User input is first classified to determine whether the LLM should provide an automatic answer or if it should use a category-specific business logic. Depending on the classification, the system retrieves relevant data from proprietary knowledge bases, such as product databases, customer care logs, conversational data from past interactions, and external services accessed through APIs, with different LLMs pulling specific data simultaneously to minimize latency. An LLM then uses the data to construct a response. To optimize cost, the company leverages a model-agnostic architecture, and switches between models depending on the task to be performed, using the cheapest model that performs the task at hand accurately.

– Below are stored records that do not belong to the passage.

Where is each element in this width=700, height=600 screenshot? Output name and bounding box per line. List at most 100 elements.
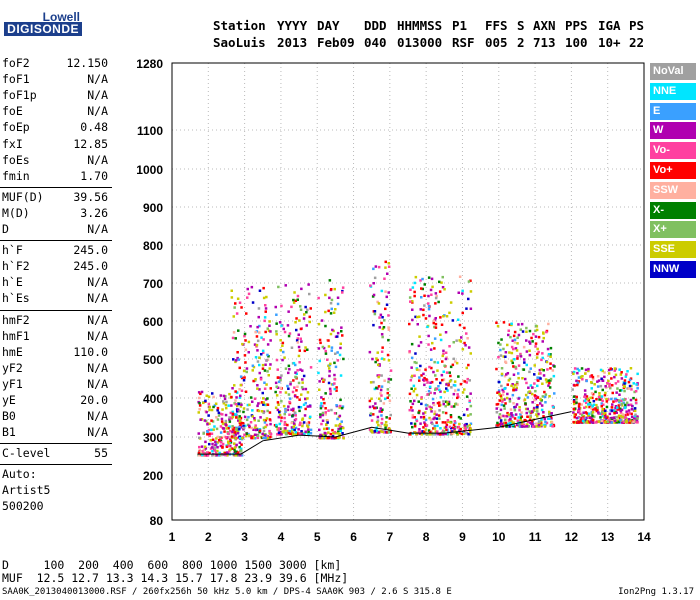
echo-point [534,329,537,333]
echo-point [614,373,618,377]
echo-point [379,425,382,428]
x-tick-label: 4 [278,530,285,544]
echo-point [632,382,635,385]
echo-point [258,324,261,328]
echo-point [576,383,579,387]
echo-point [214,443,217,446]
echo-point [465,307,468,310]
echo-point [513,417,517,420]
echo-point [585,416,588,419]
echo-point [410,422,413,425]
echo-point [380,321,383,325]
echo-point [296,369,299,372]
echo-point [611,403,614,406]
echo-point [230,447,234,450]
echo-point [238,445,241,449]
echo-point [424,418,428,422]
echo-point [630,388,633,391]
echo-point [389,430,392,433]
echo-point [435,413,438,416]
echo-point [528,390,531,393]
echo-point [236,410,239,413]
echo-point [440,323,444,326]
echo-point [469,392,472,395]
echo-point [283,429,286,432]
echo-point [573,407,577,410]
echo-point [230,395,233,399]
echo-point [235,391,239,394]
echo-point [216,446,219,449]
echo-point [613,375,616,379]
echo-point [319,433,322,437]
echo-point [266,437,269,440]
echo-point [442,378,446,381]
echo-point [572,395,576,398]
echo-point [551,369,555,372]
echo-point [297,428,300,431]
echo-point [207,428,211,432]
echo-point [612,400,615,403]
echo-point [429,381,432,384]
echo-point [385,416,388,419]
echo-point [213,453,217,457]
echo-point [630,412,633,416]
echo-point [583,417,587,420]
echo-point [442,370,445,373]
echo-point [300,386,304,389]
echo-point [421,287,424,291]
echo-point [508,351,511,354]
echo-point [228,392,231,396]
echo-point [249,421,253,424]
echo-point [609,409,612,412]
echo-point [445,423,449,427]
echo-point [607,368,611,372]
echo-point [599,395,602,398]
echo-point [379,430,382,433]
echo-point [386,388,390,391]
echo-point [503,387,506,390]
echo-point [336,302,340,306]
echo-point [261,363,265,367]
echo-point [286,384,289,388]
echo-point [456,403,459,406]
echo-point [449,365,453,369]
echo-point [466,425,469,428]
echo-point [297,333,300,336]
echo-point [410,406,413,409]
echo-point [204,447,208,450]
echo-point [260,353,263,356]
echo-point [438,409,441,412]
echo-point [340,406,344,410]
echo-point [469,422,473,425]
echo-point [247,434,251,437]
param-row: fmin 1.70 [2,169,108,185]
echo-point [338,404,342,408]
echo-point [238,435,241,439]
echo-point [425,407,428,410]
echo-point [593,383,596,386]
echo-point [333,382,336,385]
echo-point [221,445,224,449]
header-row2-cell: RSF [452,35,475,50]
echo-point [512,402,515,405]
echo-point [321,411,325,415]
echo-point [292,301,296,304]
echo-point [213,425,216,428]
echo-point [517,416,520,419]
echo-point [198,404,202,407]
echo-point [633,414,637,418]
echo-point [591,378,595,381]
echo-point [632,417,636,420]
header-row2-cell: Feb09 [317,35,355,50]
echo-point [431,341,434,345]
echo-point [530,410,534,413]
echo-point [503,421,506,425]
echo-point [218,438,221,442]
echo-point [372,413,375,416]
echo-point [608,382,611,386]
echo-point [298,423,301,427]
echo-point [414,275,418,279]
echo-point [617,420,621,424]
echo-point [280,433,283,436]
header-row1-cell: YYYY [277,18,308,33]
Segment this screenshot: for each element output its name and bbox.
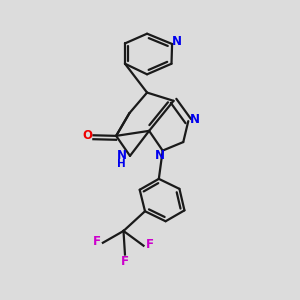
Text: F: F xyxy=(93,235,101,248)
Text: N: N xyxy=(155,149,165,162)
Text: F: F xyxy=(121,254,129,268)
Text: N: N xyxy=(117,149,127,162)
Text: H: H xyxy=(117,159,126,169)
Text: N: N xyxy=(172,35,182,48)
Text: F: F xyxy=(146,238,154,251)
Text: O: O xyxy=(82,129,92,142)
Text: N: N xyxy=(190,113,200,126)
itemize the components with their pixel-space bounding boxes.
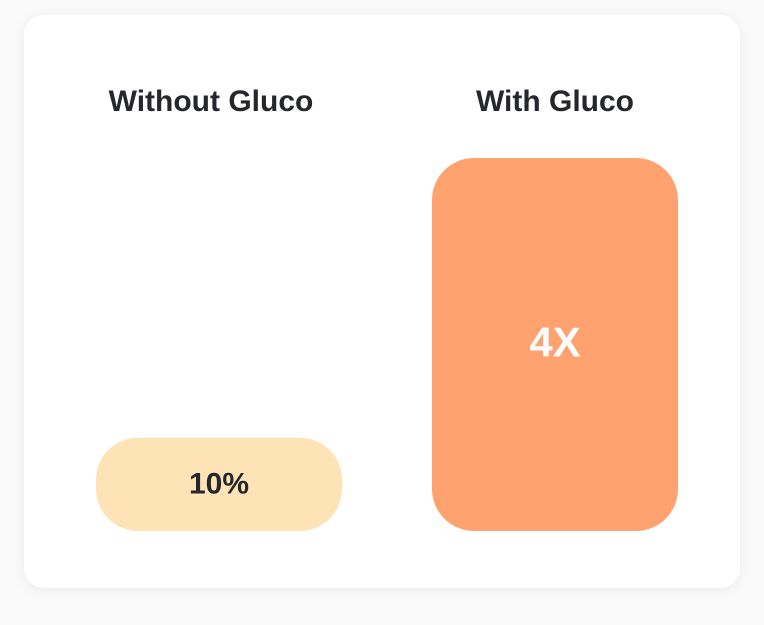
value-label: 4X: [529, 319, 580, 366]
value-label: 10%: [189, 467, 249, 500]
bar: [432, 158, 678, 531]
category-label: With Gluco: [476, 85, 634, 118]
category-label: Without Gluco: [109, 85, 314, 118]
bar: [96, 437, 342, 531]
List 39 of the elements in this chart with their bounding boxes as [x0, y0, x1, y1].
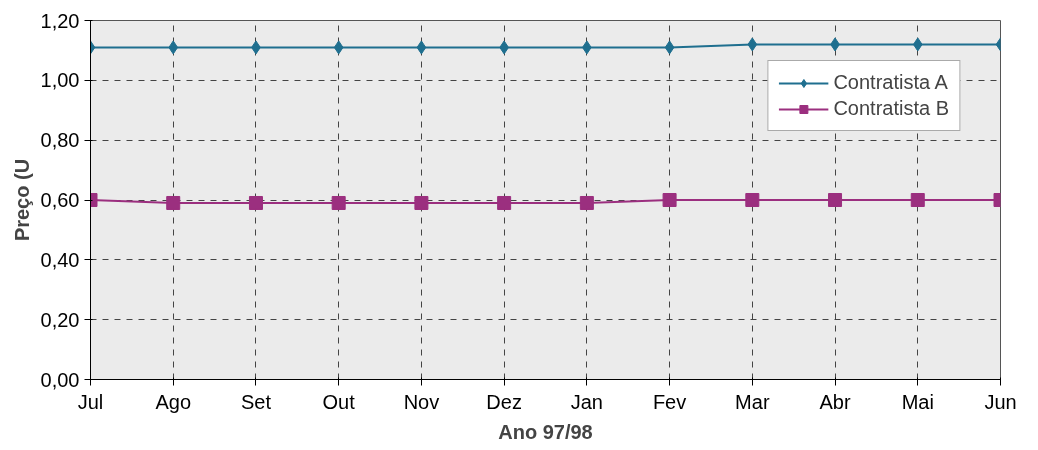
- point: [828, 193, 843, 207]
- x-tick-label: Nov: [403, 390, 440, 413]
- point: [910, 193, 925, 207]
- point: [168, 40, 179, 55]
- point: [745, 193, 760, 207]
- legend-label: Contratista A: [833, 71, 948, 94]
- point: [414, 195, 429, 210]
- legend-label: Contratista B: [833, 97, 949, 120]
- x-tick-label: Fev: [652, 390, 687, 413]
- y-tick-label: 0,40: [40, 248, 80, 271]
- point: [912, 37, 923, 52]
- x-axis-title: Ano 97/98: [498, 420, 593, 443]
- x-tick-label: Dez: [486, 390, 522, 413]
- x-tick-label: Set: [240, 390, 272, 413]
- x-tick-label: Abr: [819, 390, 851, 413]
- x-tick-label: Jul: [77, 390, 104, 413]
- x-tick-label: Mar: [735, 390, 770, 413]
- point: [331, 195, 346, 210]
- x-tick-label: Jan: [570, 390, 603, 413]
- point: [166, 195, 181, 210]
- x-tick-label: Ago: [155, 390, 192, 413]
- y-tick-label: 0,20: [40, 308, 80, 331]
- point: [579, 195, 594, 210]
- y-tick-label: 0,80: [40, 129, 80, 152]
- x-tick-label: Out: [322, 390, 356, 413]
- point: [497, 195, 512, 210]
- point: [664, 40, 675, 55]
- point: [248, 195, 263, 210]
- y-tick-label: 1,20: [40, 9, 80, 32]
- point: [662, 193, 677, 207]
- x-tick-label: Mai: [901, 390, 934, 413]
- y-tick-label: 1,00: [40, 69, 80, 92]
- point: [416, 40, 427, 55]
- y-tick-label: 0,60: [40, 189, 80, 211]
- y-axis-title: Preço (U: [10, 158, 33, 242]
- x-tick-label: Jun: [984, 390, 1017, 413]
- y-tick-label: 0,00: [40, 368, 80, 391]
- point: [333, 40, 344, 55]
- point: [747, 37, 758, 52]
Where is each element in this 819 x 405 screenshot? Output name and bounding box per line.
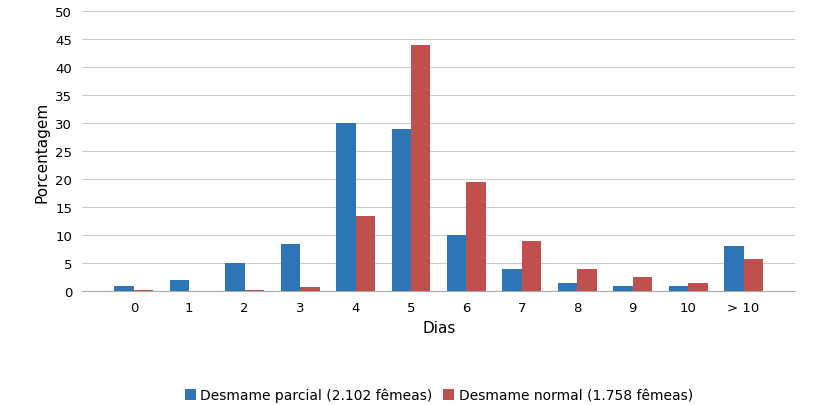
Bar [466,183,485,292]
Bar [502,269,521,292]
Bar [133,290,153,292]
Bar [446,236,466,292]
Bar [300,288,319,292]
Bar [668,286,687,292]
Bar [225,264,244,292]
Y-axis label: Porcentagem: Porcentagem [34,101,50,202]
Bar [632,278,651,292]
Bar [613,286,632,292]
Bar [170,280,189,292]
Bar [557,283,577,292]
Bar [336,124,355,292]
Bar [115,286,133,292]
Bar [391,130,410,292]
Legend: Desmame parcial (2.102 fêmeas), Desmame normal (1.758 fêmeas): Desmame parcial (2.102 fêmeas), Desmame … [184,388,692,403]
Bar [244,290,264,292]
Bar [280,244,300,292]
Bar [723,247,743,292]
Bar [521,241,541,292]
Bar [687,283,707,292]
Bar [355,216,374,292]
Bar [743,259,762,292]
X-axis label: Dias: Dias [422,320,455,335]
Bar [577,269,596,292]
Bar [410,46,430,292]
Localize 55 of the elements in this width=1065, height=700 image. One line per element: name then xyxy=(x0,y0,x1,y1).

Chunking is the process of breaking down extensive text data into smaller, manageable segments for efficient processing, ensuring semantic relevance and minimizing noise. Distillation is the process of training smaller models using larger LLMs, creating accessible, specialized models that require less training data while maintaining performance.
And remember, foundation models are not the Swiss Army knives of AI. Use cases that do not directly contribute to enhancing customer service, creating new revenue streams, or addressing specific business needs may not need generative AI at all.
By considering alternative strategies, enterprises can effectively harness the potential of generative AI. But no single solution exists – it requires optimizing architecture and workflows to balance cost and capability. Orchestrating LLMs, human oversight, and various AI tools into an efficient symphony is key. And the solutions remain iterative as technology shifts. The technology is changing fast, but confronting the tradeoffs is essential to avoid disappearing into the Bermuda Triangle of generative AI.